Shopify/packwerk

Packwerk doesn't support custom root namespaces for root directories in the load path

Closed this issue · 5 comments

In Zeitwerk, the load path is list of directories that it calls "root directories". They are "root" because any files that reside in them are expected to represent modules that are part of the root namespace. If an object is nested in some more specific namespace, it needs to be placed in a subdirectory of one of these roots. For example, in the following, lib is a "root directory" with the following structure and the ruby files have the noted expected constants:

.
├── lib
│   ├── my_namespace
│   │   └── my_file.rb            # MyNamespace::MyFile
│   └── my_other_file.rb          # MyOtherFile

The thing is, Zeitwerk also supports setting a "default namespace" to each root directory via push_dir which is called when the Zeitwerk loader is being configured. So in the above, it was assumed lib was added to the loader via loader.push_dir("lib") but it could also be added with loader.push_dir("lib", MyCompany) which means the constants inside would be expected to be declared as MyCompany::MyNamespace::MyFile and MyCompany::MyOtherFile.

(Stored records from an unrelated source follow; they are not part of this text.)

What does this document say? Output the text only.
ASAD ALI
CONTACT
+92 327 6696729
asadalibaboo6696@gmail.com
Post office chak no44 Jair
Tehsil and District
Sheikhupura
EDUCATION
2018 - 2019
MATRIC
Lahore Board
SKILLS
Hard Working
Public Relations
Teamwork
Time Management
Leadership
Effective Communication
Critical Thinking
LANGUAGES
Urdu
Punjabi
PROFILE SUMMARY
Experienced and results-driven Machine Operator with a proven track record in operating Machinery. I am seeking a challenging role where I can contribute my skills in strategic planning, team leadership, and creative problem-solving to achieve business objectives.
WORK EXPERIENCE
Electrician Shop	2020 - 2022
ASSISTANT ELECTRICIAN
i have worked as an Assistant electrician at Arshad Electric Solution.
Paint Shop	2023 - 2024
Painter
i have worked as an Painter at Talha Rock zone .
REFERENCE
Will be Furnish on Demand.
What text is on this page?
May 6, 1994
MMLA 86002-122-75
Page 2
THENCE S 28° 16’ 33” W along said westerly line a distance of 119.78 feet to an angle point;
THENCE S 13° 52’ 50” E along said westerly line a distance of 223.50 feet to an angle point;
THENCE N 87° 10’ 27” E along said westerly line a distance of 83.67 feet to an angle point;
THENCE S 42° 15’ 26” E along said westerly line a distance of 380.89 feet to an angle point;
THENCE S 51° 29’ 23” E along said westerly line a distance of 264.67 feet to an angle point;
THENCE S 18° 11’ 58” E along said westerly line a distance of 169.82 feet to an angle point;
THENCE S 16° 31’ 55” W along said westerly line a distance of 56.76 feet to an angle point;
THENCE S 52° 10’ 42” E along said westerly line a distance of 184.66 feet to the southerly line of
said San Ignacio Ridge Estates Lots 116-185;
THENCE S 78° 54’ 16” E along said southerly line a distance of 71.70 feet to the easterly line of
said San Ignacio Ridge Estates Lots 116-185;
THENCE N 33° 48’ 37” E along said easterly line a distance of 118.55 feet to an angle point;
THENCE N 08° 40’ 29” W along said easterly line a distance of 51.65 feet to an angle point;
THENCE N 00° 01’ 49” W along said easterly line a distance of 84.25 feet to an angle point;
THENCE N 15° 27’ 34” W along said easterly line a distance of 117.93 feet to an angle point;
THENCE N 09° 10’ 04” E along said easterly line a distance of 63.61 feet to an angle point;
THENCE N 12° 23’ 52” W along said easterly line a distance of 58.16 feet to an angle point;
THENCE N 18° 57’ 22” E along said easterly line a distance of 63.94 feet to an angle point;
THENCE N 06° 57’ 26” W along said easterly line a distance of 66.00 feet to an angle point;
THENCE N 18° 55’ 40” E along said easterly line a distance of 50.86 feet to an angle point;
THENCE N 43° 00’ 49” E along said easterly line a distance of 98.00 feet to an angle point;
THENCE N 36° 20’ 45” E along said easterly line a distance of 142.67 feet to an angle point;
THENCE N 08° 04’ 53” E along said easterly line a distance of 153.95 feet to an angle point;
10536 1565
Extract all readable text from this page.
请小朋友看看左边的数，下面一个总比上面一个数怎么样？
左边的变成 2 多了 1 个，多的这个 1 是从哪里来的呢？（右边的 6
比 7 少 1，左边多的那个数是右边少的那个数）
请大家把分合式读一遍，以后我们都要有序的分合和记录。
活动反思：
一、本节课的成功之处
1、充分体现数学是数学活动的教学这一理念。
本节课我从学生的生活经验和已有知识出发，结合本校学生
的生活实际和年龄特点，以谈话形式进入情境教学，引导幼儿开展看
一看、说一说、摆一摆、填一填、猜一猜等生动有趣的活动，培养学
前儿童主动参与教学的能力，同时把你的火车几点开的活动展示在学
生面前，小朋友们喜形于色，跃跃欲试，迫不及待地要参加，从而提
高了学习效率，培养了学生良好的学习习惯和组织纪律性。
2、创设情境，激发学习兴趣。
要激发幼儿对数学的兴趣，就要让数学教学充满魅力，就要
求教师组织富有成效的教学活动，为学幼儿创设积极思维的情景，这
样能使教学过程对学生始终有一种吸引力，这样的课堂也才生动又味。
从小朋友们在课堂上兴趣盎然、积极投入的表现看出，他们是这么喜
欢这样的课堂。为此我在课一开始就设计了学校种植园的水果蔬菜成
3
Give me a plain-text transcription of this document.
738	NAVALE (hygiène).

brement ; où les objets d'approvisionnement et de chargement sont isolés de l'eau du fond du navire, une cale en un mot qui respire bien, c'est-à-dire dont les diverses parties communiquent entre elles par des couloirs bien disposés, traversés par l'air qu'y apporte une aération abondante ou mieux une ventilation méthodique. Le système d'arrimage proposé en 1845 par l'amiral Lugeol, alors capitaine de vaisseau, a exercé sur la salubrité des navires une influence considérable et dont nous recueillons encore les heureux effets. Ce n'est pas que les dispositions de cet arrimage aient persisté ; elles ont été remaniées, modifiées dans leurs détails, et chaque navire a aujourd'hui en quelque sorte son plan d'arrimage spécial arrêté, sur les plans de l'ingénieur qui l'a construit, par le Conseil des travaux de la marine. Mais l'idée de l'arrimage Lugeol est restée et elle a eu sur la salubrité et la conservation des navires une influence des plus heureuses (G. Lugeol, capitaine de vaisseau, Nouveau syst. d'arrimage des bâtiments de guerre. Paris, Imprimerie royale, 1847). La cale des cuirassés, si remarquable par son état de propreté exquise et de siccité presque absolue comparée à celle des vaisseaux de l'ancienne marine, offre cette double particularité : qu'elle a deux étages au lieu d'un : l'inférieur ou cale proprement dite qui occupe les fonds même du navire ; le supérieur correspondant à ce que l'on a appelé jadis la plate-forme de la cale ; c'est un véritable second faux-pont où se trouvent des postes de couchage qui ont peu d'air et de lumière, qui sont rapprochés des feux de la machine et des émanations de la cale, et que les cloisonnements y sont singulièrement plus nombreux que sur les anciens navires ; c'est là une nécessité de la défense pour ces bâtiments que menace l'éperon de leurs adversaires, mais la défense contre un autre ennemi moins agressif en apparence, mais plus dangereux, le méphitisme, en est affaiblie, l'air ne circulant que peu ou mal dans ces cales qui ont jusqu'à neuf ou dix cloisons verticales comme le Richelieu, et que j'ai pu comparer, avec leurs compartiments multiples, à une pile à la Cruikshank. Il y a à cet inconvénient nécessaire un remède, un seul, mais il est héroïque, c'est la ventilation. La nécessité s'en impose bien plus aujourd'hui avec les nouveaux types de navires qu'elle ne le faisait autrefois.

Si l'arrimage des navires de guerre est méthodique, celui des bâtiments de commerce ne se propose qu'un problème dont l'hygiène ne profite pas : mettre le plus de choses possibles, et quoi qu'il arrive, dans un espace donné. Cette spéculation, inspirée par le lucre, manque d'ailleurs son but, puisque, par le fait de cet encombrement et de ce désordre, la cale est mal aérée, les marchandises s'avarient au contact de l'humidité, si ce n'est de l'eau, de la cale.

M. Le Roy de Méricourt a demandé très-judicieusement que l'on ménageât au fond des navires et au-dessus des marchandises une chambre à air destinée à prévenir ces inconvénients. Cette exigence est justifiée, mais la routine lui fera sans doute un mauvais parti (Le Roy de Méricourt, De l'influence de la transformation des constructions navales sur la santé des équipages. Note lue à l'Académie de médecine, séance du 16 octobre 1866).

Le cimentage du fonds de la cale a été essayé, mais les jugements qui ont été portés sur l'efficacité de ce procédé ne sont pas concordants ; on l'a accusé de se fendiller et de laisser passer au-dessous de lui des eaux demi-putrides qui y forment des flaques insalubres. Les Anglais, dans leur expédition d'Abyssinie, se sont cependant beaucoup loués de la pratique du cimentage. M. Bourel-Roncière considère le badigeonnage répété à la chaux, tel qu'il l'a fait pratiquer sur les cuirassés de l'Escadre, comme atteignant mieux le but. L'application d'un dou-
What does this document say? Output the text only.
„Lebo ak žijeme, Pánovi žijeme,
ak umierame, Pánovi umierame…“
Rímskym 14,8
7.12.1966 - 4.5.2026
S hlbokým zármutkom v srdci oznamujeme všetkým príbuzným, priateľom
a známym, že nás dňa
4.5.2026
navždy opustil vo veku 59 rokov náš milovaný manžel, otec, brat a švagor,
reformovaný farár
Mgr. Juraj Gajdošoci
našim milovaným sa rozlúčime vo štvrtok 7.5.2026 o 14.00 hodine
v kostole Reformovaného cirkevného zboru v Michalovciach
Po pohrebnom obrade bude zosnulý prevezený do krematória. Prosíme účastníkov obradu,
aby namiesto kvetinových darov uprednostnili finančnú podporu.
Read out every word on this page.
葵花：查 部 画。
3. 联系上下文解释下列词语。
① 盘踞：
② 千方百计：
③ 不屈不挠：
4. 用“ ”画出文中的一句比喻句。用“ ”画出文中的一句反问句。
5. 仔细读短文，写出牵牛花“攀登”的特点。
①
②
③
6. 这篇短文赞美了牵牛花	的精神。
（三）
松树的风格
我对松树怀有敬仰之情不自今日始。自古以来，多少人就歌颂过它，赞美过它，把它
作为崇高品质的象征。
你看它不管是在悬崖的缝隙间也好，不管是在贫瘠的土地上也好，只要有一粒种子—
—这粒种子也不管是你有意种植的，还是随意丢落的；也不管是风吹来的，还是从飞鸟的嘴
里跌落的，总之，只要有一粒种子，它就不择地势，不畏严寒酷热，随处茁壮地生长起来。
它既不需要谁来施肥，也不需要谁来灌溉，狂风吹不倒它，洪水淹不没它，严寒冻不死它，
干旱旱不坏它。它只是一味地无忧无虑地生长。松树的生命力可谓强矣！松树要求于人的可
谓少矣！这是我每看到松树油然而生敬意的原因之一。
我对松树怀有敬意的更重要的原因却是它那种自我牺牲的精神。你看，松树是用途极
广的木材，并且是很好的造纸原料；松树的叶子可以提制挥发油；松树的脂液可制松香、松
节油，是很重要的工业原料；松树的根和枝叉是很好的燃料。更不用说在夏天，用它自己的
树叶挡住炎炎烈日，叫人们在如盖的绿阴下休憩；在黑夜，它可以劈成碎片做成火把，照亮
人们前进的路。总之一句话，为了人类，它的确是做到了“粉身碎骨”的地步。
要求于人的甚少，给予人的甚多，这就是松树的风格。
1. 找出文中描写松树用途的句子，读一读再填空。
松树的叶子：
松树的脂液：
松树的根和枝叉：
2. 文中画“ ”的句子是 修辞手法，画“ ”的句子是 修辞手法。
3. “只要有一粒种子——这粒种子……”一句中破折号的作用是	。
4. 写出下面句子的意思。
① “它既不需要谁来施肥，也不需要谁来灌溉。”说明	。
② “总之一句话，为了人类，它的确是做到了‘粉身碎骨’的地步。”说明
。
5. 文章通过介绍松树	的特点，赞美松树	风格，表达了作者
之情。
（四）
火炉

At GitHub we rely on this feature to work around some extremely legacy directories in our load path that do not conform to Zeitwerk's expectations. Up until now, we have worked around them in Packwerk by skipping some and "hacking" at others. At this point, we'd like to just add support for custom namespaces to Packwerk so we can be confident in Packwerk's operation.

While I haven't dived into the Packwerk's source for this yet, I suspect this would mean moving Packwerk::ApplicationLoadPaths from config.autoload_paths, eager_load_paths, and autoload_once_paths to Rails.autoloaders to get our list of root directories as a hash of paths to modules. By default, these modules would all just be Object as they are in Zeitwerk, but it would allow us to override that default as needed for certain paths.

I realize this would also necessitate a change to ConstantResolver as well and have a WIP branch here. This branch uses strings instead of module instances for the namespaces in order to keep us as disentangled from a dependency standpoint as possible.

While I realize this is a change that is probably not needed for most codebases, I think that improving Packwerk's support for Zeitwerk's configuration is overall a positive.

So at this point, before I go ahead with a PR for Packwerk, what do folks think about adding such support?

Just to be clear, if there is no opposition to this change (which shouldn't affect anyone except those using the esoteric Zeitwerk::Loader#push_dir method), then I'm happy to start work on a branch to add this support.

I think this generally makes sense. I'm curious to see what the implementation would look like, but I don't expect any blockers there.

It looks like the bulk of the implementation for this would live in constant_resolver, so as a next step I'd be interested in seeing a test case that shows the new behavior on that level.

I'd also be curious to hear what @rafaelfranca and @alexevanczuk think about this change, in case I'm missing something. My impression is that this adds a small amount of complexity, in a pretty contained fashion--I don't expect many additions to packwerk itself--for the benefit of being more compatible with Rails.

I'm ok with this change, we already require Zeitwerk to be used in the application in order to Packwerk to check.

Agreed – my understanding is this is all about making sure that we can properly identify the file path where a constant is defined, and part of doing so is making sure that constant_resolver understands all of zeitwerks features.

Quick question... is there any reason we don't just ask zeitwerk itself for where a constant lives? Now that rails is loaded in the environment while parsing files, I wonder if we can just ask zeitwerk directly. I'm not sure that makes sense, but it might allow us to resolve all issues where constant_resolver doesn't implement a zeitwerk feature in one fell swoop. I'm not sure this API is even available in zeitwerk, or if it is, if it's reliable without eager loading the application. Just a thought!

is there any reason we don't just ask zeitwerk itself for where a constant lives?

We investigated that in the beginning, but for zeitwerk determining the location of a constant involves loading constants. IIRC, to resolve Sales::Order, zeitwerk would first load Sales, then register an autoload on it for Order on it, then execute that.

My memory is a little fuzzy but the takeaway is that for zeitwerk, resolving constants involves loading constants, and we deemed that to be too slow, especially seeing as loading one constant can create a whole cascade of other constants to load.